Čërnyj Zahoronenija — Wailing Paradise of the Falsely Living: The ‘secret among secrets’ of Voronin. In appearance, a great obsidian sarcophagus decorated with gold, a storage unit.
In their homeland, there exist traditions saying that the souls of the dearly departed linger in the hearth of the home to care for the living.
For them, a family of necromancers spanning centuries, the ‘hearth’ is the ‘symbol of their craft’. Though they might have had to move to different locales, they always carried such thing with them — and so, it gained that property of ‘being that which stands at the center of the household’ and ‘something that binds Voronin’.
The sarcophagus is the resting place wherein the heads of Voronin are laid to rest. . .a burial that takes place while they are still alive. They, who have already finished their business with the world of the living, enter the ‘world of the dead’ that is the grave, and thus become its inhabitants. Their dreams and grudges are inconsequential, their hopes do not matter anymore — once the crest has been passed down and their successor has been properly groomed, they are ‘dead’.
That is all that is required of magi, after all.
Each successive head becomes a subject for the next one to use as materials, a
thing to be crafted and modified. It was her father’s fate, and it will be hers many years down the line — and once that is over, they are sealed within the sarcophagus, to be used by the next head should the need arise. Combined with the properties of the ‘grave’, they willingly choose to ‘take over the role of the living dead’.
However, that is only part of the equation. Something else was needed to add the proper foundations to the process — for which they turned to the legends of neighboring lands, long ago.

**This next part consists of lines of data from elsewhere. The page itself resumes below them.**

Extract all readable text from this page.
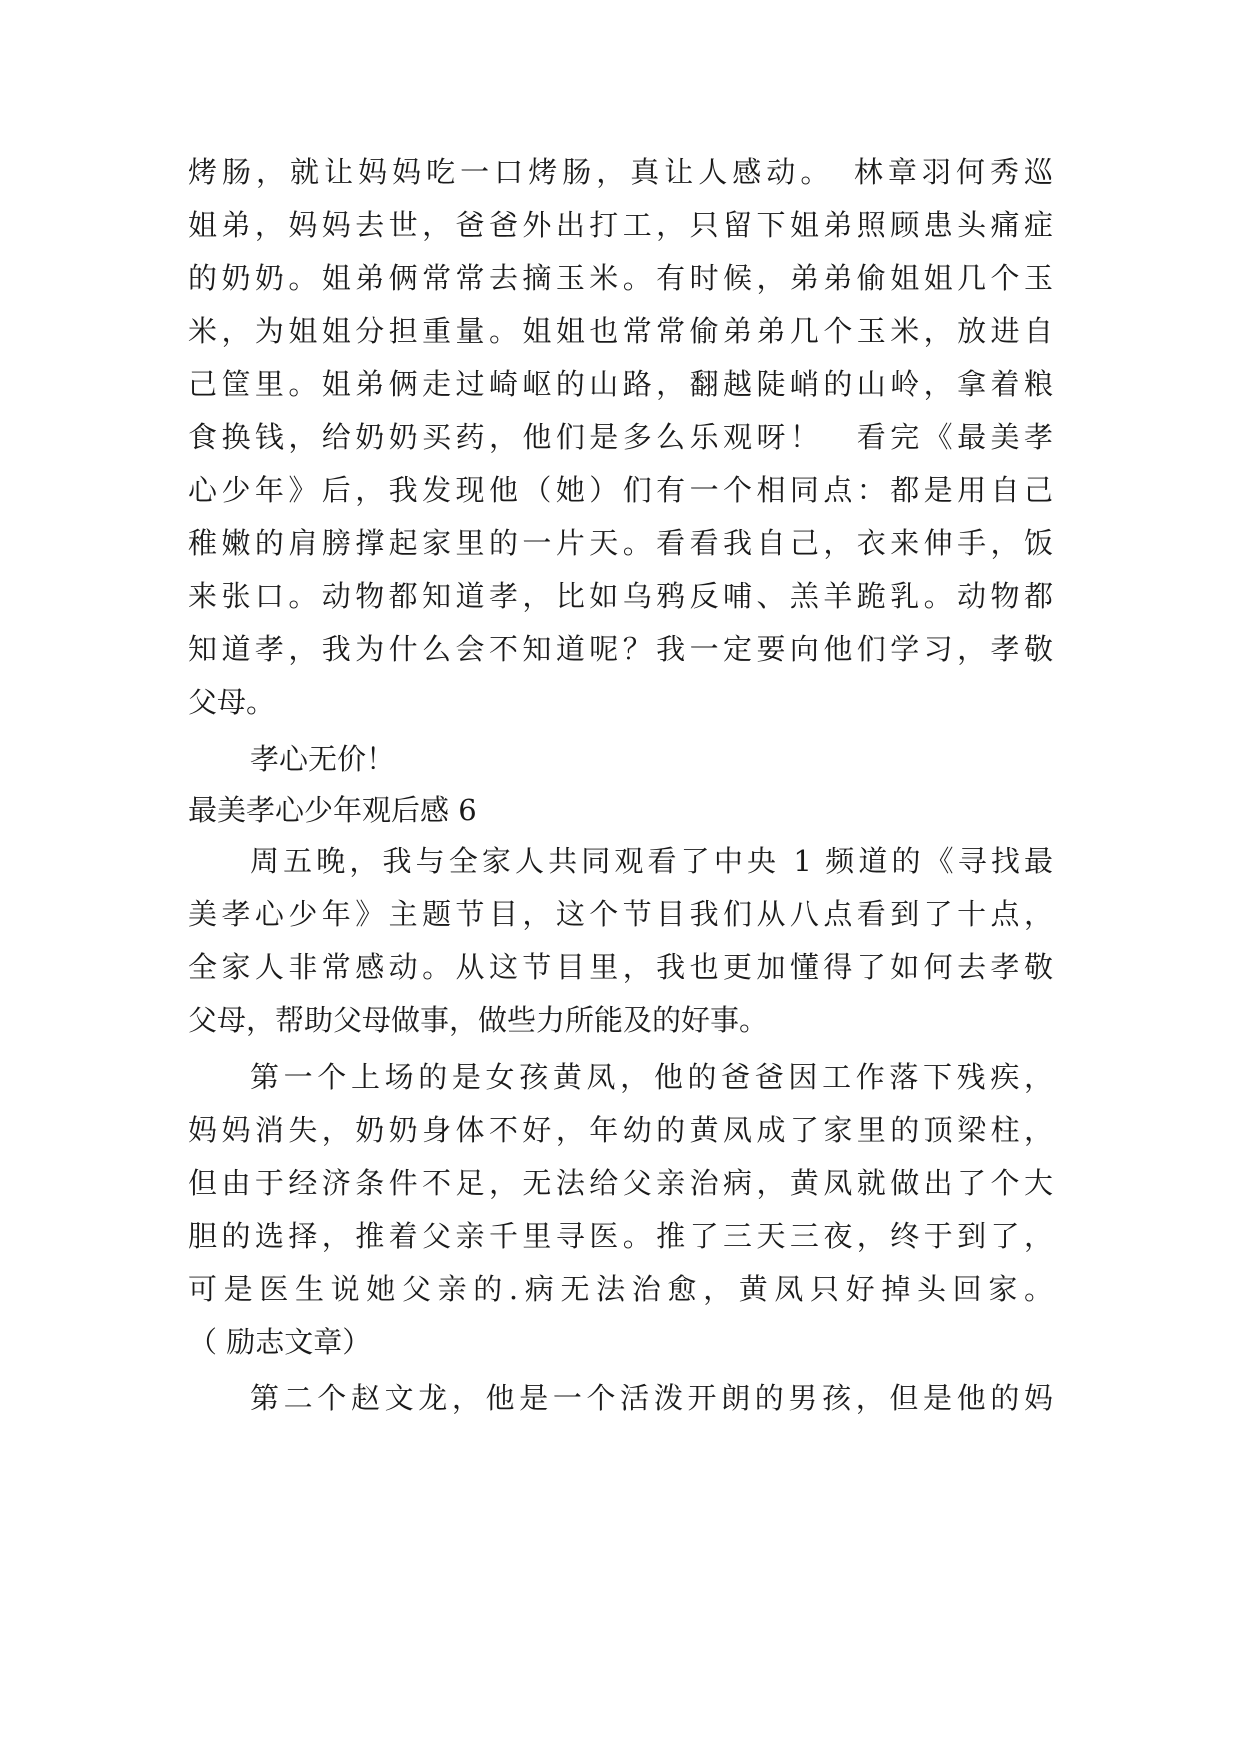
烤肠，就让妈妈吃一口烤肠，真让人感动。　林章羽何秀巡
姐弟，妈妈去世，爸爸外出打工，只留下姐弟照顾患头痛症
的奶奶。姐弟俩常常去摘玉米。有时候，弟弟偷姐姐几个玉
米，为姐姐分担重量。姐姐也常常偷弟弟几个玉米，放进自
己筐里。姐弟俩走过崎岖的山路，翻越陡峭的山岭，拿着粮
食换钱，给奶奶买药，他们是多么乐观呀！　看完《最美孝
心少年》后，我发现他（她）们有一个相同点：都是用自己
稚嫩的肩膀撑起家里的一片天。看看我自己，衣来伸手，饭
来张口。动物都知道孝，比如乌鸦反哺、羔羊跪乳。动物都
知道孝，我为什么会不知道呢？我一定要向他们学习，孝敬
父母。
孝心无价！
最美孝心少年观后感 6
周五晚，我与全家人共同观看了中央 1 频道的《寻找最
美孝心少年》主题节目，这个节目我们从八点看到了十点，
全家人非常感动。从这节目里，我也更加懂得了如何去孝敬
父母，帮助父母做事，做些力所能及的好事。
第一个上场的是女孩黄凤，他的爸爸因工作落下残疾，
妈妈消失，奶奶身体不好，年幼的黄凤成了家里的顶梁柱，
但由于经济条件不足，无法给父亲治病，黄凤就做出了个大
胆的选择，推着父亲千里寻医。推了三天三夜，终于到了，
可是医生说她父亲的.病无法治愈，黄凤只好掉头回家。
（ 励志文章）
第二个赵文龙，他是一个活泼开朗的男孩，但是他的妈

There exists a common wisdom in the cold north — to become ‘draugar’, one needs only to interact with the evil spirits and the infection will set in — akin to curse upon their existence. That is why the head that began the process purposefully sought them out after their child was ready to take over, and why he accepted that curse.
From then on, from that first head to the current generation, all Voronins that are shunted into the sarcophagus are, too, ‘infected’ by the previous ones — and in doing so, they guarantee eternity.
Undeath for the foundation. Acquisition of roles as the path. Acceptance of fate as the trigger.
Denizens of a world for the dead while still alive. The choice of a clan of fools that could not let go of the past to the point this became an agreeable solution.
Perhaps a hopelessly, despairingly romantic one.
”Ahh, you annoyed me, you really did. With that said, you’ll get to see a spectacle before I flay you alive — now bear witness and be crushed by magnificence spanning seven hundred years.”
Exceptional Benefit: 7 days worth of preparation.